ANCHORAGE, Alaska – The bearded, sandy-haired geologist was on a job in the remote Alaska wilderness when a grizzly bear suddenly emerged from the brush just yards away.

So Robert Miller did what he was trained to do — he fell to the ground, clasped his hands around his neck to protect it and played dead.

The bear wandered away and Miller thought he was in the clear. Pulling himself to his knees, he found out how wrong he was.

The bear charged again and “this time he didn’t want me to move. He was really thrashing me around,” the 54-year-old said Wednesday from his hospital bed, his right arm and leg swathed in bandages, his left ear criss-crossed by stitches.

Miller had been out scoping possible mining projects Sunday for his employer, Millrock Resources Inc., in a remote valley of the Alaska Range mountains. He’d finished for the day and was waiting for a helicopter to pick him up.

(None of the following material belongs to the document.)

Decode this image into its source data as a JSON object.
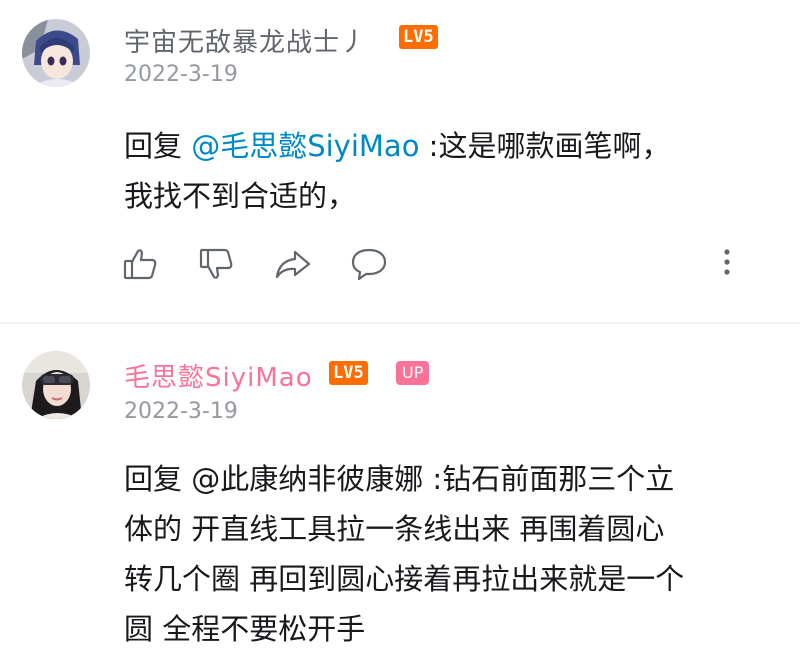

When the bear stepped into the clearing “he didn’t snarl and stand up and show me how big he was. He just came for me,” Miller said.

Miller managed to pull out his .357 Magnum revolver and squeeze off a shot, possibly grazing the animal. Then he fell onto his stomach, dug his face into the dirt and covered his neck.

The bear went for his exposed right arm, gnawing and clawing it and chipping the bone off the tip of his elbow. The attack lasted 10 to 15 seconds, then the animal lumbered away.

As Miller rolled over and was getting to his knees, the bear, only about 40 yards away, came at him again.

He managed to fire two more shots, but with his right arm badly injured he thinks he missed the bear. Then he lay still as the animal gnawed and clawed at him.

After the second attack, Miller played dead again, lying still for three to five minutes. He tried to move and realized he couldn’t. He was too badly injured.

“I was just hoping my radio was still in my vest pocket and it was,” he said. “I got it out and started radioing mayday, which nobody answered.”

About 20 minutes passed before the helicopter’s voice came over the radio and Miller told him what had happened.

“He came in low, just doing outwardly expanding circles to make sure there was no bear around,” Miller said.

Miller was taken by medical helicopter on the more than hour-long trip to Providence Alaska Medical Center in Anchorage.

In his hospital bed , Miller gingerly touched what he thought were bite marks just above his buttocks on his left side. His right arm was heavily bandaged from bicep to wrist; another bulky bandage encased his right thigh, which the bear had chewed from the back of his leg to the front.

Miller’s face was unscathed except for a few scratches, but the bear nearly ripped off his left ear.